I'm having issues writing a GeoPandas DataFrame to a shapefile using the GeoDataFrame.to_file() function. When I run the code below, sometimes I get an empty shapefile, and sometimes it runs but returns nothing at all.
import arcpy
import pandas as pd
import glob
import geopandas as gpd
from shapely.geometry import Point
arcpy.env.overwriteOutput = True
arcpy.env.workspace = r'F:\\GY539_Programming\\project_data'
ws = arcpy.env.workspace
files = glob.glob(ws + '/*.csv')
for filename in files:
df = pd.read_csv(filename, sep=',')
geometry = [Point(xy) for xy in zip(df['Longitude'], df['Latitude'])]
gdf = gpd.GeoDataFrame(df, crs='EPSG:4326', geometry=geometry)
gdf.to_file('file.shp', driver='ESRI Shapefile')
Any advice?

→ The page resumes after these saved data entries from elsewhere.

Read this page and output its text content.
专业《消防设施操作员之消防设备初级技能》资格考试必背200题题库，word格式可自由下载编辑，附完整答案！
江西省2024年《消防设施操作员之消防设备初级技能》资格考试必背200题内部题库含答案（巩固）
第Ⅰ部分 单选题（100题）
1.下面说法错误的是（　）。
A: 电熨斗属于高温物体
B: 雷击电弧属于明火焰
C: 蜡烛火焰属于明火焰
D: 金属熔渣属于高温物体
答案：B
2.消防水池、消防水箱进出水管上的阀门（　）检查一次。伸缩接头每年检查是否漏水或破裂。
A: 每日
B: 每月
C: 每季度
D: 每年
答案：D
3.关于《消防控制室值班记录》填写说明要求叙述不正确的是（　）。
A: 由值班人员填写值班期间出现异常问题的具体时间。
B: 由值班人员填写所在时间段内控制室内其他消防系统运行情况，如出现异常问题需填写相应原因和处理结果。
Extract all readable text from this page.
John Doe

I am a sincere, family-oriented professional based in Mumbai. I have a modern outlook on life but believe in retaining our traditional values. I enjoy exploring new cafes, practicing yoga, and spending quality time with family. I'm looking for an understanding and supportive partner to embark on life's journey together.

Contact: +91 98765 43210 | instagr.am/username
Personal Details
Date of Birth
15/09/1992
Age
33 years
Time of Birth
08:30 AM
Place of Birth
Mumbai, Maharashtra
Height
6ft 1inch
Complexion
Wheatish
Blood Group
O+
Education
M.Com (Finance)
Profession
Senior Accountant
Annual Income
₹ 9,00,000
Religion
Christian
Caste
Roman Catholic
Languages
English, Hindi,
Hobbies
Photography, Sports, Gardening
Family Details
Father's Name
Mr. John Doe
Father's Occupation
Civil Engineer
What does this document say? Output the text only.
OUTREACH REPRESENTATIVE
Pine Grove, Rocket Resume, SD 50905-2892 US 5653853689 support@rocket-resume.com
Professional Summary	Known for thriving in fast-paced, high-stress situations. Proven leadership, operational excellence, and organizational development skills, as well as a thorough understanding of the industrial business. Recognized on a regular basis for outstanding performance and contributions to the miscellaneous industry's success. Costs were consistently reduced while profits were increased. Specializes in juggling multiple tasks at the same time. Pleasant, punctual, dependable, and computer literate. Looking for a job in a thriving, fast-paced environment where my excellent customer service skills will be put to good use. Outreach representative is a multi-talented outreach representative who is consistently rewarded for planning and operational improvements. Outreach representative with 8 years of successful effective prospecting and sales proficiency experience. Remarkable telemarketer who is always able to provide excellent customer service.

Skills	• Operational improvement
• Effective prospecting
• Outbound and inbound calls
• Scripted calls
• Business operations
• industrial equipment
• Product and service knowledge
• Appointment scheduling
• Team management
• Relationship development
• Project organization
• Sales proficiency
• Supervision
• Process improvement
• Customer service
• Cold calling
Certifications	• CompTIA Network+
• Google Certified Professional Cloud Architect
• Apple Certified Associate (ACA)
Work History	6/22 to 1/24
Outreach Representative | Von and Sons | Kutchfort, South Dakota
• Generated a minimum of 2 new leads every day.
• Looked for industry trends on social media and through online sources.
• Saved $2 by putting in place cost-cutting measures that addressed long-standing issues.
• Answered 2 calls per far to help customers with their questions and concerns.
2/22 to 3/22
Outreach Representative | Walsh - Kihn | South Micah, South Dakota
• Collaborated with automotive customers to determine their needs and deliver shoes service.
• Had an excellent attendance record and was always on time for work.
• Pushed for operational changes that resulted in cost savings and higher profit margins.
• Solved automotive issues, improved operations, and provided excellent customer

My data comes from a csv file that contains one column with longitude coordinates and another with latitude coordinates. Here is a snippet of it:
Api Permit ... Latitude Longitude
0 5.000000e+13 163019 ... 61.14 -149.98
1 5.000000e+13 100001 ... 61.21 -149.77
2 5.000000e+13 163015 ... 61.33 -149.91
3 5.000000e+13 165037 ... 61.30 -149.99
4 5.000000e+13 100002 ... 61.42 -149.81
Thanks so much!

Thanks for adding the sample file.
The thing is that if you provide a relative filepath like here
gdf.to_file('file.shp', driver='ESRI Shapefile')
then the file is saved in your current working directory which is maybe not the one where you want the file to appear and therefore do not search there whether the file exists. If you want to save the shapefile to another working directory then just supply an absolute filepath like in this example:
filepath = "C:/users/your/file/path"
gdf.to_file(f"{filepath}/file.shp", driver='ESRI Shapefile')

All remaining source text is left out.